Por Leticia Soberón Mainero
Psicóloga
Roma, Julio 2011
Foto: Anzor
Aunque muchos señalan la cultura del entretenimiento actual como muy violenta (cine, televisión, videojuegos…), quizá no lo sea más que la cultura romana del «pan y circo», la medieval de las ejecuciones en la plaza o la cultura azteca de los sacrificios humanos. Digamos que la violencia como espectáculo no la hemos inventado nosotros.
Pero aún así es digna de análisis la noticia de que la Corte Suprema de Justicia de Estados Unidos anuló a finales de junio pasado una ley de California que prohibía la venta o alquiler de videojuegos extremadamente violentos a menores de edad, por considerarla inconstitucional. El fallo, resultado de una reclamación presentada por la Entertainment Merchants Association, señalaba que el Poder Legislativo no puede aprobar legislaciones que limiten la libertad de expresión.
El estado de California había aprobado en 2005 una ley que impedía la venta o alquiler de videojuegos muy violentos a los menores de 18 años. Exigía además una etiqueta de advertencia en los paquetes de venta, junto a la tarjeta normal de calificaciones conocida en inglés como ESRB (Junta de Clasificación de Programas de Entretenimiento). Quienes defendían la ley californiana alegaban que los videojuegos en extremo violentos pueden dañar a los niños, mientras los adversarios de la ley esgrimieron lo consignado en la Primera Enmienda y tacharon a los otros de conservadores.
El sector de los videojuegos es una de las más lucrativas industrias del entretenimiento. Así pues, era muy alta la cifra que los productores podían perder en California. Las ventas mundiales de software de videojuegos alcanzó unos 18.000 millones de dólares en 2007 (PCWorld, enero de 2008). Su uso es casi universal entre los niños de los países más desarrollados y muy extendido en los que se encuentran en vías de desarrollo. Datos recogidos por la investigación «Generaciones interactivas», realizada en varios paíes de América Latina, además de España, señalan que un alto porcentaje de los niños y niñas que usan Internet y juegan en ella (hasta un 60%), lo hace a solas. Y a pesar del enorme impacto de los videojuegos en la cultura juvenil, no hay suficiente investigación disponible en esta área. Los productores defienden su calidad de arte –como el cine o la fotografía– y aseguran que los estudios psicológicos no han encontrado relación significativa entre la exposición a videojuegos violentos y la agresividad infantil, o al menos no más que si se exponen a otros medios. Pero… ¿basta que los niños no sean (más) violentos para que los adultos nos quedemos tranquilos, dejándolos a solas con esa forma extrema de diversión?
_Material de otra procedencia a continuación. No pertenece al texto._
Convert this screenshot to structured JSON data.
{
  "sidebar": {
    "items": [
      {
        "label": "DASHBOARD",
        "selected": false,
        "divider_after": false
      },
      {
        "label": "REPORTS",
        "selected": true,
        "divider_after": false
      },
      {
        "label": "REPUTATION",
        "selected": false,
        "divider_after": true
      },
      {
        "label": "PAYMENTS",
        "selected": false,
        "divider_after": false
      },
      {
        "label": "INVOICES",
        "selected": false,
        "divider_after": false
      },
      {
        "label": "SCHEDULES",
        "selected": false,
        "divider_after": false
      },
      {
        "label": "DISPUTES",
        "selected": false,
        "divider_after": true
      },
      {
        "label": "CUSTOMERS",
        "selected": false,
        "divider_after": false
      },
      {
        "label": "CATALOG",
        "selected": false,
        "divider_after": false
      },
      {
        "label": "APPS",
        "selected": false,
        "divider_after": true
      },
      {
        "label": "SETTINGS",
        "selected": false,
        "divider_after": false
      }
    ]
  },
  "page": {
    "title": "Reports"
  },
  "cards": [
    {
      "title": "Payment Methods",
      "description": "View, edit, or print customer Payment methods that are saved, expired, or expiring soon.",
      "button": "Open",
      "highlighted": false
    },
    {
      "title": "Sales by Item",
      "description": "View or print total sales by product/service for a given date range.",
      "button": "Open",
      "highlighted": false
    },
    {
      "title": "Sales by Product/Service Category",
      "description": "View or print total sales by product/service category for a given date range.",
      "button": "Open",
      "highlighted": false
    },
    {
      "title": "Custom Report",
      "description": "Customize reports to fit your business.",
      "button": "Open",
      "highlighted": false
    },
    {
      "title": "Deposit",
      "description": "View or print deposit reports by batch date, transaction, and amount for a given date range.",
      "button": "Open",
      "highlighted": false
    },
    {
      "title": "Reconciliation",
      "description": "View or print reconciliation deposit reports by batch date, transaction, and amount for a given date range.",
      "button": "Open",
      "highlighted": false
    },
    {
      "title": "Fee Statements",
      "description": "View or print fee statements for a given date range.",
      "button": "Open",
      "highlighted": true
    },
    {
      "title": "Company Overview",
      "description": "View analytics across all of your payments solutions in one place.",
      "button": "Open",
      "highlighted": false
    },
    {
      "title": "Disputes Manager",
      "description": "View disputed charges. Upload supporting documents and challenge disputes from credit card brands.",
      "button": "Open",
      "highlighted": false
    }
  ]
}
En el contexto de una crisis de alcance planetario como la que vivimos, y en cuya raíz se señala con unanimidad un enorme déficit ético, habría que preguntarse si vamos por buen camino en la formación de niños y jóvenes. Hasta los más pragmáticos analistas se han asustado de ver el resultado de una gestión financiera guiada únicamente por la conveniencia individual y la avaricia, con total indiferencia hacia los millones de personas que podían sufrir, como ha sucedido, la pérdida de una estabilidad mínima para desarrollar su vida. Estas actitudes no son directamente violentas, pero sí gravemente carentes no sólo de sentido de justicia, sino de la más elemental empatía, que es el germen de la preocupación ética por los propios semejantes. El cultivo de unas actitudes empáticas y solidarias, dialogantes y abiertas al otro, son urgentes en la sociedad de hoy y de mañana y en toda convivencia social civilizada. Deberían favorecerse con decisión en la vida de niños y jóvenes a todos los niveles: familiar, escolar, institucional, mediático.
Qué duda cabe que hay videojuegos espléndidos en su diseño y que pueden alcanzar la categoría de arte. Pero ojalá que se multipliquen y defiendan los que favorecen la creatividad, la solución de problemas y la construcción de realidades, más que la destrucción de seres humanos. Aunque éstos sean digitales.